Над скованной ногою Василия Баранщикова склонился корабельный кузнец. Он позвякал молоточком и зубилом, ловко ударил раза три, снял цепь, проговорил что-то веселое и ткнул московита кулаком в бок, выражая ему свое расположение. Через десяток минут Василий Баранщиков, пятерка немцев и хмурый долговязый швед были уже на палубе. Им коротко объяснили, что бранд-вахта пройдена благополучно и что теперь они должны работать матросами за дополнительную порцию еды. Кто не желает — может убираться назад, в холодный трюм, и там издыхать от истощения: акулы, мол, не отказываются от такого угощения, как труп околевшего с голодухи лентяя! Для сговорчивых же найдется местечко в кубрике и соломенный тюфячок…

…Далеко за кормою исчезли очертания города Хельсингера с грозной крепостью Кронборг, на которой развевалось алой датское знамя с белым крестом. А на противоположной стороне узкого пролива, над башней шведского города Хельсингборга трепетал золотой крест на синем флаге шведского короля.

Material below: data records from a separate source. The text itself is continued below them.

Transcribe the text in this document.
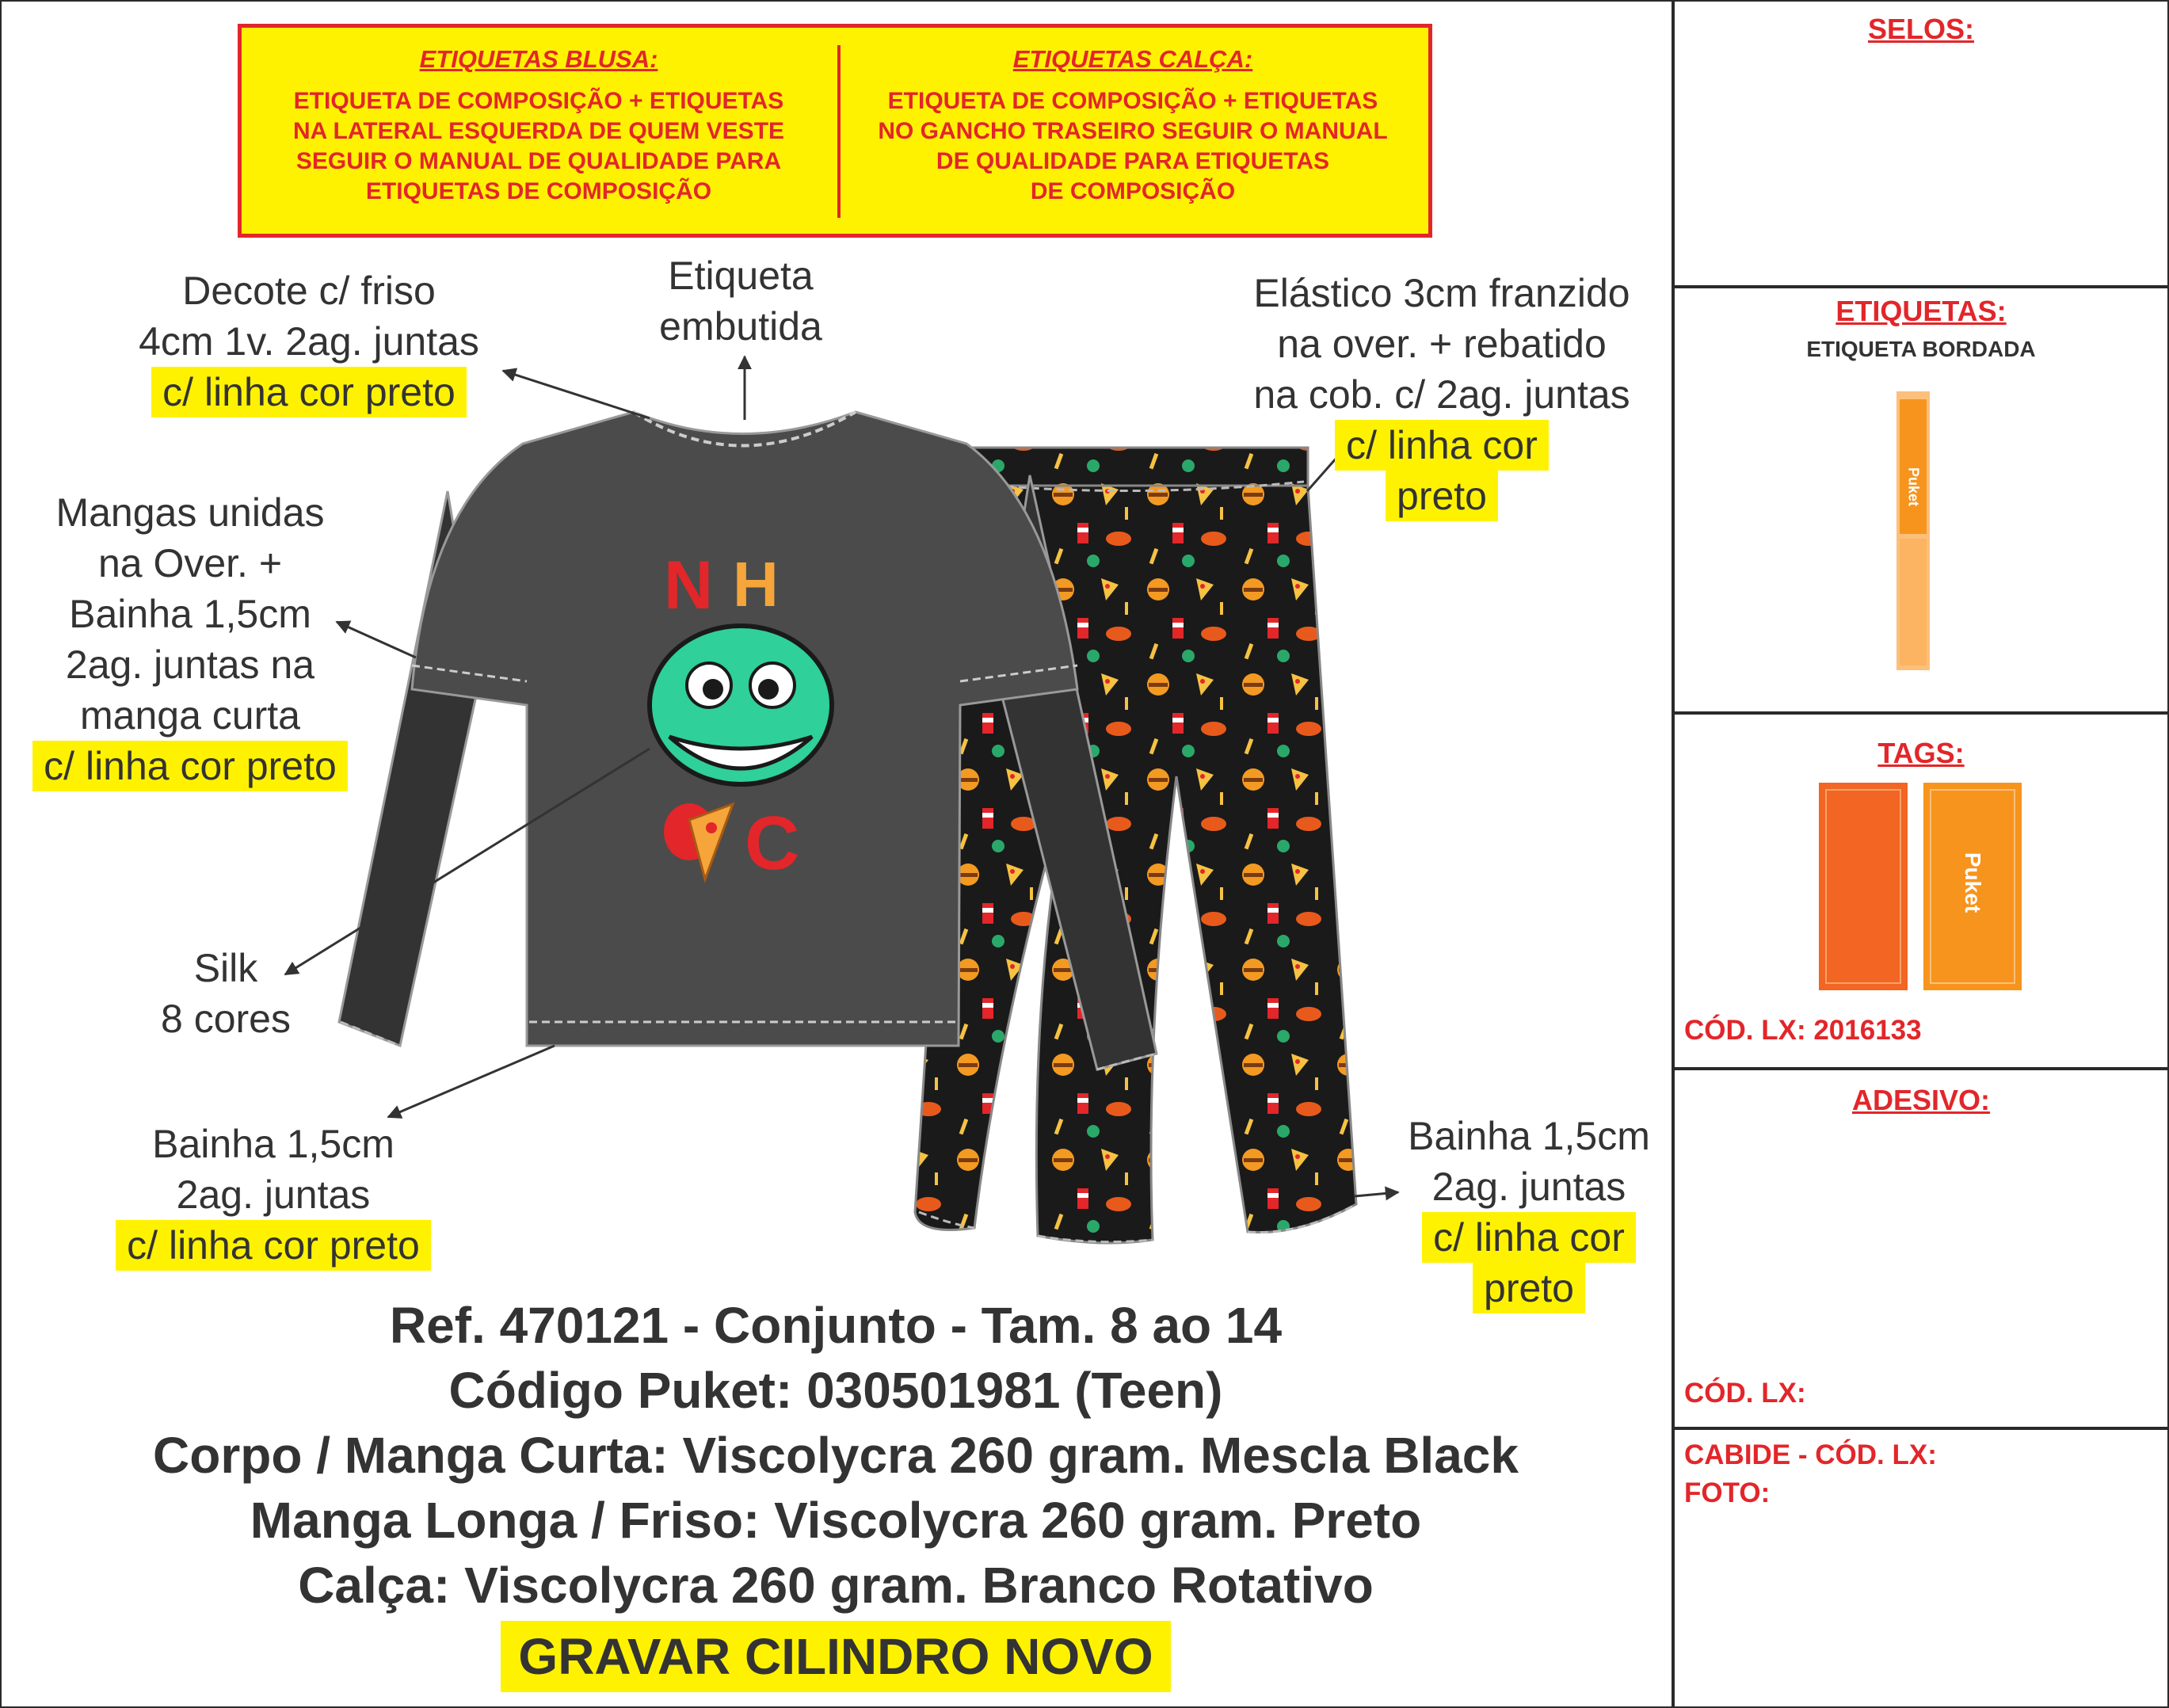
ETIQUETAS BLUSA:
ETIQUETA DE COMPOSIÇÃO + ETIQUETAS
NA LATERAL ESQUERDA DE QUEM VESTE
SEGUIR O MANUAL DE QUALIDADE PARA
ETIQUETAS DE COMPOSIÇÃO
ETIQUETAS CALÇA:
ETIQUETA DE COMPOSIÇÃO + ETIQUETAS
NO GANCHO TRASEIRO SEGUIR O MANUAL
DE QUALIDADE PARA ETIQUETAS
DE COMPOSIÇÃO
N H
C
Decote c/ friso
4cm 1v. 2ag. juntas
c/ linha cor preto
Etiqueta
embutida
Elástico 3cm franzido
na over. + rebatido
na cob. c/ 2ag. juntas
c/ linha cor
preto
Mangas unidas
na Over. +
Bainha 1,5cm
2ag. juntas na
manga curta
c/ linha cor preto
Silk
8 cores
Bainha 1,5cm
2ag. juntas
c/ linha cor preto
Bainha 1,5cm
2ag. juntas
c/ linha cor
preto
Ref. 470121 - Conjunto - Tam. 8 ao 14
Código Puket: 030501981 (Teen)
Corpo / Manga Curta: Viscolycra 260 gram. Mescla Black
Manga Longa / Friso: Viscolycra 260 gram. Preto
Calça: Viscolycra 260 gram. Branco Rotativo
GRAVAR CILINDRO NOVO
SELOS:
ETIQUETAS:
ETIQUETA BORDADA
Puket
TAGS:
Puket
CÓD. LX: 2016133
ADESIVO:
CÓD. LX:
CABIDE - CÓD. LX:
FOTO:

Судно вышло на простор мелководного, но бурного и опасного Каттегата, и вскоре земля датская и земля шведская стали невидимы для Василия Баранщикова. Чтобы отогнать тоскливые мысли, не поддаться отчаянию, он прилежно нес матросские обязанности, норовил быстрее исполнять команды, до тонкости постигая хитрое управление парусами. На вторые сутки миновали пролив Скагеррак с глубинным подводным течением, уносящим в океан балтийскую волну. Северное море встретило моряков неласково, но и его прошли без задержки и завернули в «канал аглицкий», как именовал боцман Захарыч проливы Па-де-Кале и Ла-Манш.

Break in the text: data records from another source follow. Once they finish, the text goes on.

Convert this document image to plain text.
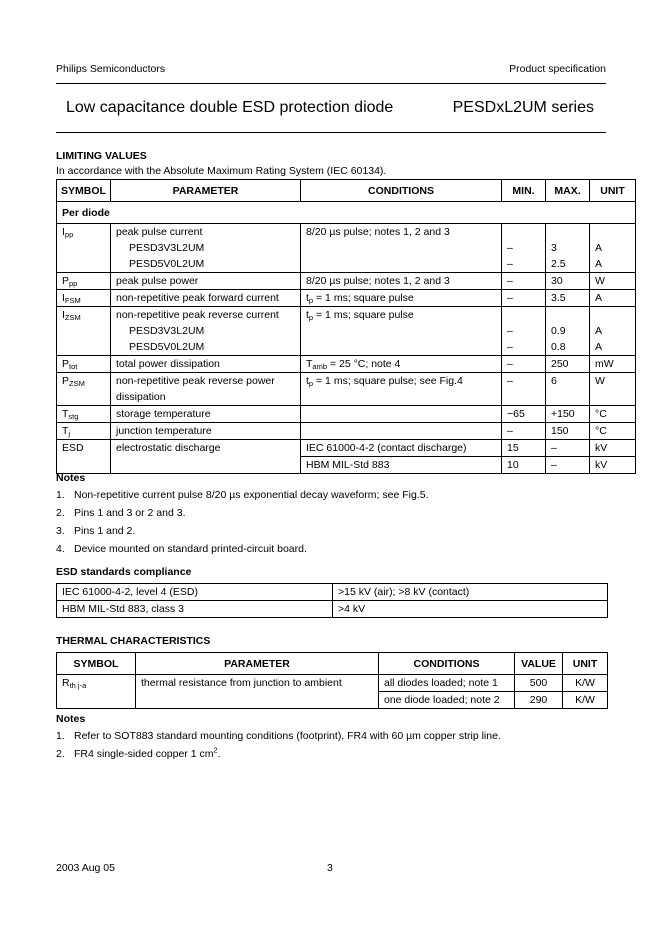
Philips Semiconductors	Product specification
Low capacitance double ESD protection diode	PESDxL2UM series
LIMITING VALUES
In accordance with the Absolute Maximum Rating System (IEC 60134).
SYMBOL	PARAMETER	CONDITIONS	MIN.	MAX.	UNIT
Per diode					
$I_{pp}$	peak pulse current	8/20 µs pulse; notes 1, 2 and 3			

	PESD3V3L2UM		–	3	A

	PESD5V0L2UM		–	2.5	A
$P_{pp}$	peak pulse power	8/20 µs pulse; notes 1, 2 and 3	–	30	W
$I_{FSM}$	non-repetitive peak forward current	$t_p = 1$ ms; square pulse	–	3.5	A
$I_{ZSM}$	non-repetitive peak reverse current	$t_p = 1$ ms; square pulse			

	PESD3V3L2UM		–	0.9	A

	PESD5V0L2UM		–	0.8	A
$P_{tot}$	total power dissipation	$T_{amb} = 25$ °C; note 4	–	250	mW
$P_{ZSM}$	non-repetitive peak reverse power dissipation	$t_p = 1$ ms; square pulse; see Fig.4	–	6	W
$T_{stg}$	storage temperature		−65	+150	°C
$T_j$	junction temperature		–	150	°C
ESD	electrostatic discharge	IEC 61000-4-2 (contact discharge)	15	–	kV
		HBM MIL-Std 883	10	–	kV
Notes
1. Non-repetitive current pulse 8/20 µs exponential decay waveform; see Fig.5.
2. Pins 1 and 3 or 2 and 3.
3. Pins 1 and 2.
4. Device mounted on standard printed-circuit board.
ESD standards compliance
IEC 61000-4-2, level 4 (ESD)	>15 kV (air); >8 kV (contact)
HBM MIL-Std 883, class 3	>4 kV
THERMAL CHARACTERISTICS
SYMBOL	PARAMETER	CONDITIONS	VALUE	UNIT
$R_{th j-a}$	thermal resistance from junction to ambient	all diodes loaded; note 1	500	K/W
		one diode loaded; note 2	290	K/W
Notes
1. Refer to SOT883 standard mounting conditions (footprint), FR4 with 60 µm copper strip line.
2. FR4 single-sided copper 1 $cm^2$.
2003 Aug 05	3
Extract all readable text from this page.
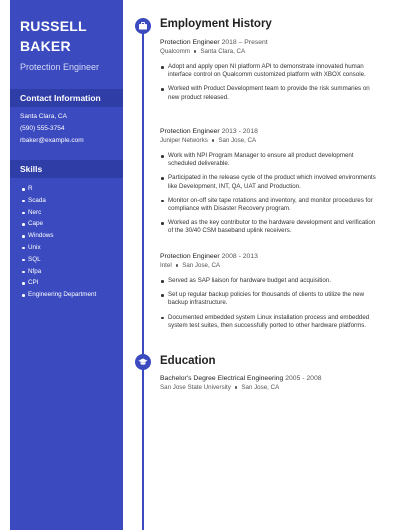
RUSSELL
BAKER
Protection Engineer
Contact Information
Santa Clara, CA
(590) 555-3754
rbaker@example.com
Skills
R
Scada
Nerc
Cape
Windows
Unix
SQL
Nfpa
CPI
Engineering Department
Employment History
Protection Engineer 2018 – Present
Qualcomm Santa Clara, CA
Adopt and apply open NI platform API to demonstrate innovated human interface control on Qualcomm customized platform with XBOX console.
Worked with Product Development team to provide the risk summaries on new product released.
Protection Engineer 2013 - 2018
Juniper Networks San Jose, CA
Work with NPI Program Manager to ensure all product development scheduled deliverable.
Participated in the release cycle of the product which involved environments like Development, INT, QA, UAT and Production.
Monitor on-off site tape rotations and inventory, and monitor procedures for compliance with Disaster Recovery program.
Worked as the key contributor to the hardware development and verification of the 30/40 CSM baseband uplink receivers.
Protection Engineer 2008 - 2013
Intel San Jose, CA
Served as SAP liaison for hardware budget and acquisition.
Set up regular backup policies for thousands of clients to utilize the new backup infrastructure.
Documented embedded system Linux installation process and embedded system test suites, then successfully ported to other hardware platforms.
Education
Bachelor's Degree Electrical Engineering 2005 - 2008
San Jose State University San Jose, CA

Здесь встречали великое множество судов под всеми флагами, но пленным было строго запрещено подавать им какие-либо знаки. За ослушание грозила смертная казнь на месте.

Да и кто обратил бы внимание на самые отчаянные знаки семерых узников? Мало ли бедного подневольного люда везли по «аглицкому каналу»? Кого корабли уносили на каторжные рудники в Каледонию и Австралию, кого в долговое рабство на колониальные плантации. Везли молодых немецких крестьян на побережье Северной Америки проливать кровь за короля Георга III против американского генерала Георга Вашингтона. Везли и самый обычный груз ливерпульских негоциантов — цветных рабов для Виргинии, Кубы или Луизианы.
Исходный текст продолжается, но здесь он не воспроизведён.